Príspevky: 43
Jazyk: English
sudanglo (Zobraziť profil) 6. decembra 2014 10:53:17
A more appropriate standard in the case of Esperanto is whether the speaker's competence is at sufficiently high level to be useful in a situation where there isn't a common language.
This means that many Esperantists who are only at an 'intermediate' level can legitimately be classed as speakers.
In other words, the criterion should be that which you would apply where, say, English is being used as a lingua franca.
DOCENKO_Dmitrij (Zobraziť profil) 7. decembra 2014 13:05:55
Professional working proficiency
Full professional proficiency
Native or bilingual proficiency
I checked it using boolean Google search like
site:linkedin.com "esperanto=*=Professional working proficiency"
First Google shows much bigger number of search results but if you click the last page of results, their number will decrease.
Lernu.net has about 2300 Esperantists with "high" level of Esperanto.
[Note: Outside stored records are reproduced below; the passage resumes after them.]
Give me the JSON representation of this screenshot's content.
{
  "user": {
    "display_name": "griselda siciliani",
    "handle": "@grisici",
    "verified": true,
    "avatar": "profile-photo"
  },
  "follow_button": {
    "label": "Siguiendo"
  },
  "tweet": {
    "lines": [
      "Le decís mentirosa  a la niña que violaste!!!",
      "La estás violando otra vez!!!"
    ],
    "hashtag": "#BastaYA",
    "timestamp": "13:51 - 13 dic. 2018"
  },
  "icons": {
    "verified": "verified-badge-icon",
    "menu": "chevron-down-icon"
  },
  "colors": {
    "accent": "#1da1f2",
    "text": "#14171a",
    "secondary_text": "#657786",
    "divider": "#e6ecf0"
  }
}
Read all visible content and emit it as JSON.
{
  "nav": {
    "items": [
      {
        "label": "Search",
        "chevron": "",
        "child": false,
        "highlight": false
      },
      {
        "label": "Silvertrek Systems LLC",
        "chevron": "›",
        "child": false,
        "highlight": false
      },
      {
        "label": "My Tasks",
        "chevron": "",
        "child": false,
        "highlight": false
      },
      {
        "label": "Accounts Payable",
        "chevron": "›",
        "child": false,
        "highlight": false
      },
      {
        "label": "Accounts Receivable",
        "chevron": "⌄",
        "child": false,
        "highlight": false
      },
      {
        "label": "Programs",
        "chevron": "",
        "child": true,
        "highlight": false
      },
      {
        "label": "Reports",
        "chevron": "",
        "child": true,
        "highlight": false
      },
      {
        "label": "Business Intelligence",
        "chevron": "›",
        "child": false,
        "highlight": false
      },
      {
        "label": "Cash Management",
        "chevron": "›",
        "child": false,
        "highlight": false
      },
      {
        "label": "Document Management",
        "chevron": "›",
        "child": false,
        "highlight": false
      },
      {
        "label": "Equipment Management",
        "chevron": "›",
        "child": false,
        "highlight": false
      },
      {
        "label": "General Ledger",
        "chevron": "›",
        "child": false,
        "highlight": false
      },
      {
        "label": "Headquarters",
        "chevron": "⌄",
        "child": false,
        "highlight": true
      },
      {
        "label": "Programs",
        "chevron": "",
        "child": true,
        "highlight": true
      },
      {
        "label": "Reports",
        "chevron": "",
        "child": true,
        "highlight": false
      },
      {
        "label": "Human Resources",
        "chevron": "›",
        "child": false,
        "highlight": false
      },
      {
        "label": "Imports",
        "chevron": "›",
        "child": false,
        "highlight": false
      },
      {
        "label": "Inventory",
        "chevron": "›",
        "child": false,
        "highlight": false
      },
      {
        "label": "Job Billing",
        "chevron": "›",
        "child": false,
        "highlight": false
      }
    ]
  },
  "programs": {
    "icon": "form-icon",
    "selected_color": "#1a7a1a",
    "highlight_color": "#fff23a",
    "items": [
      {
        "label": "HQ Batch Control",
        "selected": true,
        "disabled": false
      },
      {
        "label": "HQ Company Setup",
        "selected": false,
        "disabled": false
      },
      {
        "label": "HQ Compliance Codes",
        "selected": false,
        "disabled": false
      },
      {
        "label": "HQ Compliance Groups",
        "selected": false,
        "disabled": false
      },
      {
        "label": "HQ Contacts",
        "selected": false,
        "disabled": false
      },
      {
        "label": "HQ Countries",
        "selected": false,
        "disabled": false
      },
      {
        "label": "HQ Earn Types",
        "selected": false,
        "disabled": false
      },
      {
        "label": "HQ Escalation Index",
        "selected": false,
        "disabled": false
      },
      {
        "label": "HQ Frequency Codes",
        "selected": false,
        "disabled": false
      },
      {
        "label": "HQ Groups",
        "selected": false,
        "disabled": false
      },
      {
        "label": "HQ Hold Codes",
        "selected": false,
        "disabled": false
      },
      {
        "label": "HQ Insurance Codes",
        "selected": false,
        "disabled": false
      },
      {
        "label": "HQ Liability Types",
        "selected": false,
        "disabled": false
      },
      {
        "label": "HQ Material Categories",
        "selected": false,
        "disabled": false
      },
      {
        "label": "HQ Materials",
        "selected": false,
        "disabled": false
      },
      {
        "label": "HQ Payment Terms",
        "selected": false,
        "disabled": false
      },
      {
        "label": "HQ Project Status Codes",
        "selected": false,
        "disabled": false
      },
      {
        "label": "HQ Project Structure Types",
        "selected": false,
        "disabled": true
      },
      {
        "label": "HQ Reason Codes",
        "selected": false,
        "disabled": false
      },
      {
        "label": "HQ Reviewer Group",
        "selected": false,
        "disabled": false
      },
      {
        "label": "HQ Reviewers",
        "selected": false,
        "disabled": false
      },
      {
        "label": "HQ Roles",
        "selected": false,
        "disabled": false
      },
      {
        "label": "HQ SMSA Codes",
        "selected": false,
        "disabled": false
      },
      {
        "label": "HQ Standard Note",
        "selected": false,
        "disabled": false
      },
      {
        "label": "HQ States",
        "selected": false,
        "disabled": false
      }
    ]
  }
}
Unfortunately there is no way to search people by language level on Facebook which is the most popular social network among Esperantists.
bartlett22183 (Zobraziť profil) 7. decembra 2014 20:58:39
DOCENKO_Dmitrij:Unfortunately there is no way to search people by language level on Facebook which is the most popular social network among Esperantists.Most popular??? Says who? By what measure? On what basis is this claim made? Regardless of what may be my competence, or lack thereof, in Esperanto, I have nothing to do with Facebook. To be blunt, I don't even know how it works and have no interest in learning how it works. It is a misjudgment to assume that everyone uses the same media of communication.
RiotNrrd (Zobraziť profil) 7. decembra 2014 21:05:11
kaŝperanto (Zobraziť profil) 8. decembra 2014 17:23:23
RiotNrrd:I also am not a Facebook user, nor do I have any desire to be.Same here. I have an account if I need to use it for something (quite rare), but otherwise I am silent. Most of the damned notifications are people inviting me to some stupid game anyways.
Christa627 (Zobraziť profil) 9. decembra 2014 20:57:08
kaŝperanto:My mom has it set to block game invitations; not sure how that is done, but if she's done it it must be possible.RiotNrrd:I also am not a Facebook user, nor do I have any desire to be.Same here. I have an account if I need to use it for something (quite rare), but otherwise I am silent. Most of the damned notifications are people inviting me to some stupid game anyways.
My facebook account only exists for the purpose of my business page, so I'm not active there socially to speak of.
marbuljon (Zobraziť profil) 11. decembra 2014 20:37:44
http://www.ipernity.com/blog/156463/526453
Is this really how much stuff has been published in EO?
eojeff (Zobraziť profil) 15. decembra 2014 3:35:23
marbuljon:Is this really how much stuff has been published in EO?Those numbers are most likely wildly inaccurate. It's not as though every Esperanto language work registers itself as such. A quick Google search using common Esperanto only terms yields about 341,000 results. Hell, Esperanto Wikipedia alone has 206,755 pages of Esperanto text. This is hardly a scientific approach but sufficient, I think, for me to make my point.
I believe Concise Encyclopedia of the Original Literature of Esperanto by Geoffrey Sutton has some relevant historical stats on the number of works published in Esperanto. Note: he is primarily concerned with original Esperanto language works, not translations.
~Jeff
T0dd (Zobraziť profil) 15. decembra 2014 14:05:38
My reason for accepting that relatively low level of competence as sufficient is that a person who has gone that far can, if there is a reason to do so, pretty quickly improve to a higher level. I very rarely get to use spoken Esperanto. When I do get to use it, I find myself frustrated, struggling to think of words and expressions. But if find myself needing to speak Esperanto on a few occasions in quick succession (such as at a conference), the words come back and I pick up new ones, and things generally get better. I'm "intermediate" here on Lernu, but I wouldn't hesitate to call myself an Esperanto speaker.
My French is much rustier than my Esperanto, but I wouldn't hesitate to call myself a French speaker either, for the same reasons. When I've needed to speak French, the initial experience is maddeningly obstructed by forgotten words and a general loss of the feel of the language. But after a few days in a francophone environment, it gets a lot better.
marbuljon (Zobraziť profil) 17. decembra 2014 12:33:53
When you're in a foreign country and someone asks "Can you speak (our language)?" what they mean is "should this situation we're in right now be done in our language, or do we have to use another one because you wouldn't be able to understand anything or talk back?".